Deutschlands durchschnittliche Ergebnisse beim Nachwuchs lassen sich in der Tiefe auch damit erklären, dass Kinder und Jugendliche in Deutschland nicht nur im Vergleich mit Asien, sondern auch im europäischen Vergleich auf weniger Trainingsstunden kommen. Das Schulsystem lässt es anders nicht zu, die Strukturen für Leistungssport sind verhältnismäßig starr, die Anreize gerade in Randsportarten zudem gering. Der DTTB weiß das. Und er regierte unter anderem, indem er vor wenigen Jahren einen Perspektivkader aus U23-Spielern ins Leben rief. Die Spieler sollen dort die Möglichkeit bekommen, nach ihrem Schulabschluss einige Jahre hoch intensiv und mit enormen Umfängen zu trainieren, um den Sprung in die europäische Spitze oder gar die Weltspitze verspätet schaffen zu können, eine Art Aufbaustudium. Benedikt Duda, mittlerweile unter den Top 50 der Weltrangliste, aber gerade in frühen Jugendjahren nie mit herausragenden Ergebnissen, gilt als Musterbeispiel für diesen Weg. Seine Entwicklung nahm Fahrt auf, als andere stagnierten.

Was läuft schief?

Ob das ausreicht, wenn Deutschland weiterhin den Anspruch hat, bei den Damen und Herren die führende Nation im europäischen Tischtennis zu sein, ist allerdings fraglich. Denn auch Deutschlands herausragende Akteure und A-Nationalspieler wie Timo Boll, Dimitrij Ovtcharov oder Patrick Franziska, aber auch in den Jahren zuvor Christian Süß oder Patrick Baum, waren vor ihrem Sprung in die Herren-Nationalteams die allerbesten europäischen Spieler ihrer Jahrgänge. Und auch im diesjährigen Jungen-Endspiel sah man mit dem griechischen Sieger Ioannis Sgouropoulos und vor allem dem Schweden Truls Möregårdh zwei Akteure, die ihre Klasse bereits bei den Erwachsenen unter Beweis gestellt haben. Ihr Weg in Europas Elite bei den Erwachsenen ist vorgezeichnet. Im deutschen Nachwuchs gibt es solche Spieler seit Jahren nicht.
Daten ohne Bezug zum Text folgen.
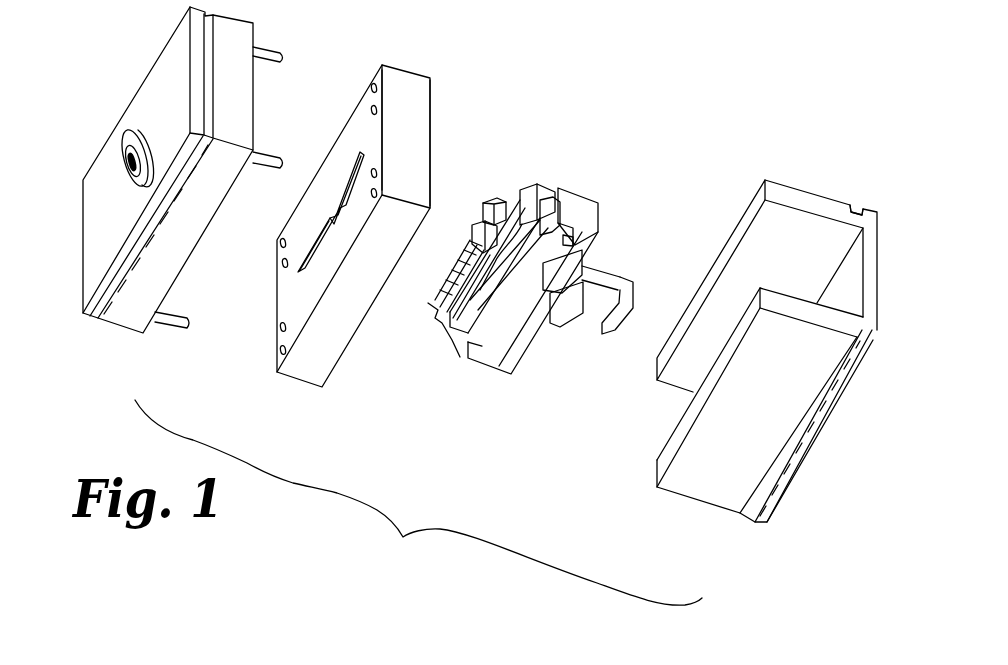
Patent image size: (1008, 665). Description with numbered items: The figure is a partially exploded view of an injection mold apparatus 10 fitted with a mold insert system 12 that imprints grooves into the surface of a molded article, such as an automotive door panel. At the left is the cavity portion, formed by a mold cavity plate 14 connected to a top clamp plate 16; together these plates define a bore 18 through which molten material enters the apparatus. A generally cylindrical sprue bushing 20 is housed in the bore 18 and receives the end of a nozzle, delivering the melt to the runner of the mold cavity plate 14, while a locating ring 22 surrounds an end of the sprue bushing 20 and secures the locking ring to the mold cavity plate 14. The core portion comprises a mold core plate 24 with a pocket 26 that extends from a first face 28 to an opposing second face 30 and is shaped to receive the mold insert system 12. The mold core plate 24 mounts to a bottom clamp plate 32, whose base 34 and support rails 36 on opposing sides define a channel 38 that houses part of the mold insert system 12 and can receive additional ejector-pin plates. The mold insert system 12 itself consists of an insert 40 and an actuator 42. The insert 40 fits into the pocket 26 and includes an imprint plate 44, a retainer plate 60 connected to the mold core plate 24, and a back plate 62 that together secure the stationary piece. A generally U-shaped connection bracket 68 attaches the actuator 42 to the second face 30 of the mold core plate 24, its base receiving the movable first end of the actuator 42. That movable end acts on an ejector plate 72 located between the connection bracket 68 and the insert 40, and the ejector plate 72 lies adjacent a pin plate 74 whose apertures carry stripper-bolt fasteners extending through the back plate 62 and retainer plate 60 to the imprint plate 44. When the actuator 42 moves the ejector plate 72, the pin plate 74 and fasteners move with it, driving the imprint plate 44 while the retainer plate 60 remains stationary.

The injection mold apparatus 10 is at (404, 536).
The mold insert system 12 is at (474, 382).
The mold cavity plate 14 is at (233, 52).
The top clamp plate 16 is at (86, 315).
The bore 18 is at (133, 148).
The sprue bushing 20 is at (131, 161).
The locating ring 22 is at (134, 138).
The mold core plate 24 is at (410, 90).
The pocket 26 is at (345, 172).
The first face 28 is at (361, 100).
The second face 30 is at (431, 99).
The bottom clamp plate 32 is at (873, 333).
The base 34 is at (878, 227).
The support rails 36 is at (660, 463).
The channel 38 is at (760, 257).
The insert 40 is at (438, 323).
The actuator 42 is at (586, 316).
The imprint plate 44 is at (503, 198).
The retainer plate 60 is at (533, 190).
The back plate 62 is at (538, 223).
The connection bracket 68 is at (522, 357).
The ejector plate 72 is at (568, 248).
The pin plate 74 is at (567, 235).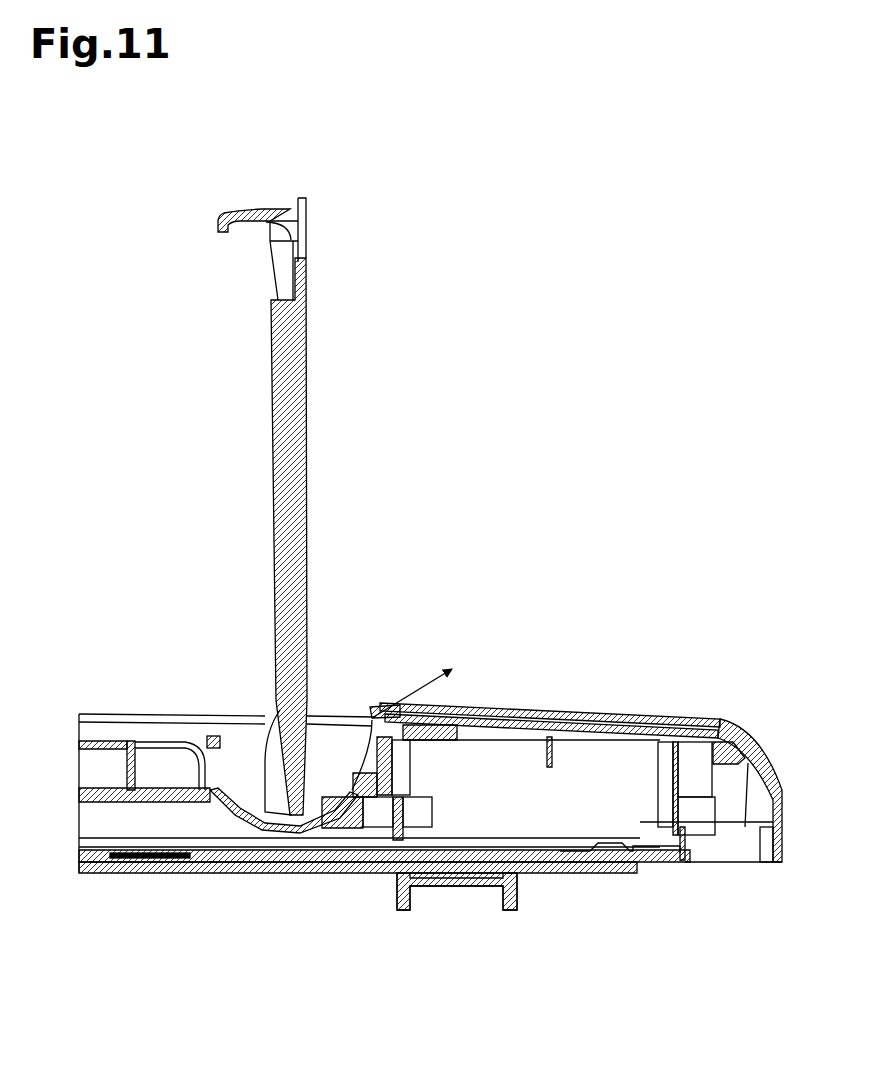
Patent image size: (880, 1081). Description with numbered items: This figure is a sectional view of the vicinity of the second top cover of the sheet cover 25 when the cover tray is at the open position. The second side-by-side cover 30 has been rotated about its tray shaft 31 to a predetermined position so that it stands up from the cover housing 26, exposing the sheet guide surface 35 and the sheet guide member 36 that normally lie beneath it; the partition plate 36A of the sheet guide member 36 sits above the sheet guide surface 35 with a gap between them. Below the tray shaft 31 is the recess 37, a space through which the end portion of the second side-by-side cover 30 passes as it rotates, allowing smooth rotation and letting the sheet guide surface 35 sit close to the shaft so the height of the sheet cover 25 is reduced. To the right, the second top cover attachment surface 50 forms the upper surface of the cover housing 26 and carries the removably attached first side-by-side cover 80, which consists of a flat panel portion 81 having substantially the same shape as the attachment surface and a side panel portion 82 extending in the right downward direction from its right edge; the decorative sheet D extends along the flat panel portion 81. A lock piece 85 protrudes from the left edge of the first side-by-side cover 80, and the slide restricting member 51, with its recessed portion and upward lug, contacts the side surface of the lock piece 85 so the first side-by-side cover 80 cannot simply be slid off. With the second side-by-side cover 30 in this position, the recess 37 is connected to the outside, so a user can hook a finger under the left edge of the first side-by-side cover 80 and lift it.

The second side-by-side cover 30 is at (285, 356).
The tray shaft 31 is at (265, 748).
The sheet guide surface 35 is at (110, 786).
The sheet guide member 36 is at (155, 758).
The partition plate 36A is at (97, 741).
The recess 37 is at (325, 774).
The lock piece 85 is at (372, 710).
The decorative sheet D is at (506, 716).
The first side-by-side cover 80 is at (572, 710).
The flat panel portion 81 is at (637, 724).
The side panel portion 82 is at (735, 742).
The sheet cover 25 is at (778, 776).
The cover housing 26 is at (785, 834).
The second top cover attachment surface 50 is at (600, 744).
The slide restricting member 51 is at (416, 748).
Natürlich ist das Argument, dass es sich bei Spielern wie Timo Boll und Dimitrij Ovtcharov um Ausnahmetalente handelt, augenfällig und richtig. Allerdings hat man sie frühzeitig erkannt und ihnen wurden in den entscheidenden Entwicklungsjahren die optimalen Bedingungen geboten. Das ist nicht beliebig oft wiederholbar. Doch muss sich der DTTB die Frage stellen, warum es ihm derzeit nicht gelingt, herausragenden Nachwuchs frühzeitig zu sichten und entsprechend zu fördern. Das Ergebnis könnte zwar lauten, dass es dem Verband unter den gegebenen Umständen derzeit nicht besser möglich ist. Das würde aber auch bedeuten, dass Deutschland perspektivisch seine Ausnahmestellung im europäischen Tischtennis verlieren würde.